Ainsi par exemple, M. Emmanuel Nkurunziza, de l'university canadienne du Western Ontario, nous écrit ceci : "De l'Ontario où je lis régulièrement vos dépêches, je me fais le plaisir de vous adresser mes félicitations d'abord pour le rôle que joue votre Agence dans l'information du public sur le Burundi. Que vous soyez rassurés que, si à plusieurs reprises, vous vous trouvez attaqués par les organes du pouvoir en place à Bujumbura, c'est justement à cause de votre révélation des contradictions qui forment sa base. Une correspondance comme celle du procureur général de la République reflète justement la précipitation que les nouveaux dirigeants ont à museler ceux qui jettent de la lumière sur les sombres desseins à peine voilés des représentants des groupes terroristes qui y siègent.Dernièrement, j'avais écrit une lettre à certains media locaux et étrangers sur le danger que fait peser un journaliste qui ne prend pas son courage pour appeler le chat par son nom, ou qui ne le fait qu'à l'endroit de certaines gens seulement. Je trouve qu'il est probable que le déchaînement du procureur général est dû à votre signalement des génocidaires déguisés en acteurs politiques. Que le reste de la presse prenne votre exemple, et surtout qu'il se lève comme un seul homme pour dénoncer cette intention de nuire à la liberté d'expression et partant à notre droit à l'information".

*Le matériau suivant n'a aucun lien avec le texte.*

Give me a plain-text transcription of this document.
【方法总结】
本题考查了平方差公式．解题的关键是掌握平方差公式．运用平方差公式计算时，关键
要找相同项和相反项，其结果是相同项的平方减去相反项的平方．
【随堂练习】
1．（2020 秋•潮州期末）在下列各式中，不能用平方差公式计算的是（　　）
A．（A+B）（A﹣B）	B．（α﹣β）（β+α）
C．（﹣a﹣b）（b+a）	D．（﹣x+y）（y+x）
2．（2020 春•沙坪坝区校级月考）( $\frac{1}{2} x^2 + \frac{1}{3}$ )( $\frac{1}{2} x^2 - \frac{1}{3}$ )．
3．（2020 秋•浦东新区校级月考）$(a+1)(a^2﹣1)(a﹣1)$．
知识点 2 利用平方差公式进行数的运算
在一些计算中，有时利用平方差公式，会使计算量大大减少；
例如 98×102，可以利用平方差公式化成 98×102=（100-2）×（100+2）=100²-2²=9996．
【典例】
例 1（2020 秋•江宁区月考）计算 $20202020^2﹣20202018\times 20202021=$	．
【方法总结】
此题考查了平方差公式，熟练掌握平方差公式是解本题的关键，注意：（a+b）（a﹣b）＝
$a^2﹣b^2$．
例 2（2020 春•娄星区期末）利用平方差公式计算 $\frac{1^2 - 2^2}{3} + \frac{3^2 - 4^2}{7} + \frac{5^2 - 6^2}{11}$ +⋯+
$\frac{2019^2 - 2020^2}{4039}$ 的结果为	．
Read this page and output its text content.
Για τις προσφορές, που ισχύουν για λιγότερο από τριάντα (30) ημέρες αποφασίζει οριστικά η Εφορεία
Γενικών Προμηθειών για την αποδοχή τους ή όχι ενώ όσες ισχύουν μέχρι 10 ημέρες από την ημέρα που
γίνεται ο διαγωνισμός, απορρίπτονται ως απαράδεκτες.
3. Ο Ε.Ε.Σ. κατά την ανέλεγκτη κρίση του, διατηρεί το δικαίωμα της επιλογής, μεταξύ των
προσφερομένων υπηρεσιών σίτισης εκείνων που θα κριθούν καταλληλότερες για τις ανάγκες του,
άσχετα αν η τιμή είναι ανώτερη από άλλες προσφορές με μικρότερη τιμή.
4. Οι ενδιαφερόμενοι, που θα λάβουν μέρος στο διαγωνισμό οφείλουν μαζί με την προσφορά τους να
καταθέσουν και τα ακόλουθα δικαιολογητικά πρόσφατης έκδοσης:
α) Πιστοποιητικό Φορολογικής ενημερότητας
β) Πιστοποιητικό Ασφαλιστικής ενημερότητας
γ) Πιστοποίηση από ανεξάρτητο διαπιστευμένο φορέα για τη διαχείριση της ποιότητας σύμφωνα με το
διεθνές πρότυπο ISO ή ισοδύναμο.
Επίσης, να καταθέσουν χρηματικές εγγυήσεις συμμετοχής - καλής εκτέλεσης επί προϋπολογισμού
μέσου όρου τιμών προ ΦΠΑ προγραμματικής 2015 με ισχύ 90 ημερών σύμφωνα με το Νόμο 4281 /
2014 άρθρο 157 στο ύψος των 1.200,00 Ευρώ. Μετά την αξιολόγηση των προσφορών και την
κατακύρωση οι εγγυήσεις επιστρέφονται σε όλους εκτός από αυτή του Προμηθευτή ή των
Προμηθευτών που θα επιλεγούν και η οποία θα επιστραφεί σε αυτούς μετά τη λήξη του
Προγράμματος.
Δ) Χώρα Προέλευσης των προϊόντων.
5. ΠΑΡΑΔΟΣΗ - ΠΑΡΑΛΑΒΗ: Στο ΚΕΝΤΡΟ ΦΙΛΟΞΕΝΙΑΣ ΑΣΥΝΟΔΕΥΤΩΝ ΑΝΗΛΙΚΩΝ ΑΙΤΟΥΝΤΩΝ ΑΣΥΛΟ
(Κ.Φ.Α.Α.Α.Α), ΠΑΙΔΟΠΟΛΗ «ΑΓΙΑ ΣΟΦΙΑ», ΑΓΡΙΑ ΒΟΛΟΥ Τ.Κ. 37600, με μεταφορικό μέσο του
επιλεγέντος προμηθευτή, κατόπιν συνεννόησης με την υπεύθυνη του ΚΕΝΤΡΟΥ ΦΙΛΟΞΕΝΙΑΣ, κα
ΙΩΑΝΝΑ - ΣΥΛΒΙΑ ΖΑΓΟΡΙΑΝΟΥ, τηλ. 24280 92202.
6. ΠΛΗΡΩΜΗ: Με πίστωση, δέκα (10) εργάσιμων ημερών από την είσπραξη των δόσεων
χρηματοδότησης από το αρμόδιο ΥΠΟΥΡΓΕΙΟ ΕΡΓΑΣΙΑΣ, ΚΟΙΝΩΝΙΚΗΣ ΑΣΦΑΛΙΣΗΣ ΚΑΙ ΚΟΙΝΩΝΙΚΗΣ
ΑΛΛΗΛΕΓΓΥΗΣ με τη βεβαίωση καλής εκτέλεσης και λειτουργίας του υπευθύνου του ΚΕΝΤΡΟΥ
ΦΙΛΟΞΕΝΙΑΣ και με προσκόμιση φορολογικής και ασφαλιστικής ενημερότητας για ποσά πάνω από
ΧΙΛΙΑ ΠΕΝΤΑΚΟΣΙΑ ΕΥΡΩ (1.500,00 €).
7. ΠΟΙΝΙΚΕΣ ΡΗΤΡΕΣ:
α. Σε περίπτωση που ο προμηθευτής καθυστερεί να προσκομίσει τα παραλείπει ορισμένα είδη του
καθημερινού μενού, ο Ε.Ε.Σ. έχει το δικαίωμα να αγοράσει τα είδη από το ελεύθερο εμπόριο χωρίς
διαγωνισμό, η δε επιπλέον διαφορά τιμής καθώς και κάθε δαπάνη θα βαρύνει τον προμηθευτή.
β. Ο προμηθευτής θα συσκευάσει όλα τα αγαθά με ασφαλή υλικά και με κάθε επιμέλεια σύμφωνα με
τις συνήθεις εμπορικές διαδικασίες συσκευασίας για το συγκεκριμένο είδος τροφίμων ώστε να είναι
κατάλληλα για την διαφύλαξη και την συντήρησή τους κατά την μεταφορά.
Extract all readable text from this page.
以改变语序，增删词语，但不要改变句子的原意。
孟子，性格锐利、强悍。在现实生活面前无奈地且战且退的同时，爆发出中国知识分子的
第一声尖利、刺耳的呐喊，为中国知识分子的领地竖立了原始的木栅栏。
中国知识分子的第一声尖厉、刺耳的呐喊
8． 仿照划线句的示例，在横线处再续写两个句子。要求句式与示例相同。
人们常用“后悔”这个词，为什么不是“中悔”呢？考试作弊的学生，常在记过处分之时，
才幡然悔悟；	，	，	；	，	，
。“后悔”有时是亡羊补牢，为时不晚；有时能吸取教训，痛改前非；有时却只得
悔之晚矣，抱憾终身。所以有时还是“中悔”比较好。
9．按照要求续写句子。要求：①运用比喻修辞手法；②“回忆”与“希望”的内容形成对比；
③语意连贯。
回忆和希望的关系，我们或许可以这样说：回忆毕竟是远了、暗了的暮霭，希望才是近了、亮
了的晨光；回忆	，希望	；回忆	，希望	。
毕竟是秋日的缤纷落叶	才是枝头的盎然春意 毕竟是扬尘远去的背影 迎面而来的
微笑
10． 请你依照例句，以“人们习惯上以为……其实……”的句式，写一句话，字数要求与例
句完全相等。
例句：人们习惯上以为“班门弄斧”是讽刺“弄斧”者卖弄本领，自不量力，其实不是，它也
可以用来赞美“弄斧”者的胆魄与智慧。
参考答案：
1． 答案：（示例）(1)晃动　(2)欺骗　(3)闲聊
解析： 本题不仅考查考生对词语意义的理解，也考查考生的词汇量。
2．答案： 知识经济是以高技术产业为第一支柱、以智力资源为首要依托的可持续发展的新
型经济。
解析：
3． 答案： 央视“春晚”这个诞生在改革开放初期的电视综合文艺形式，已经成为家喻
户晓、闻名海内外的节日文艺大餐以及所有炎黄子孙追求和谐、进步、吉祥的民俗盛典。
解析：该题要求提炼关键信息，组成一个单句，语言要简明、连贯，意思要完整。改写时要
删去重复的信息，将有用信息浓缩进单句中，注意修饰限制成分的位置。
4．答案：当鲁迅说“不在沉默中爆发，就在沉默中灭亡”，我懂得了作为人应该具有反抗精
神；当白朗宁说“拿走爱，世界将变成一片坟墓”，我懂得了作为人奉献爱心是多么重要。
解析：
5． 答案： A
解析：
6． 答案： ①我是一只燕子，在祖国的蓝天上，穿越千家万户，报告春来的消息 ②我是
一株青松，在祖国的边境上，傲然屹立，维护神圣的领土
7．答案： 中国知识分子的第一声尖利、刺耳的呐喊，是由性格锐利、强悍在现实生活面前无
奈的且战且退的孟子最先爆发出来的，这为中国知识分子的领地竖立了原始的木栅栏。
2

Pour sa part, M. Samson Rurema indique que la rédaction de "Net Press" mérite plus que des félicitations pour ses nombreux services rendus au public et nous adresse "encore une fois" tous ses encouragements. (Voir l'intégralité des deux réactions sur www.netpress.bi, rubrique "Agora").
Les deux messages s'ajoutent à de nombreux autres transmis par téléphone ou oralement par beaucoup de citoyens vivant au pays ou de la diaspora, que notre rédaction ne cesse d'enregistrer, depuis l'éclatement de cette affaire et même auparavant.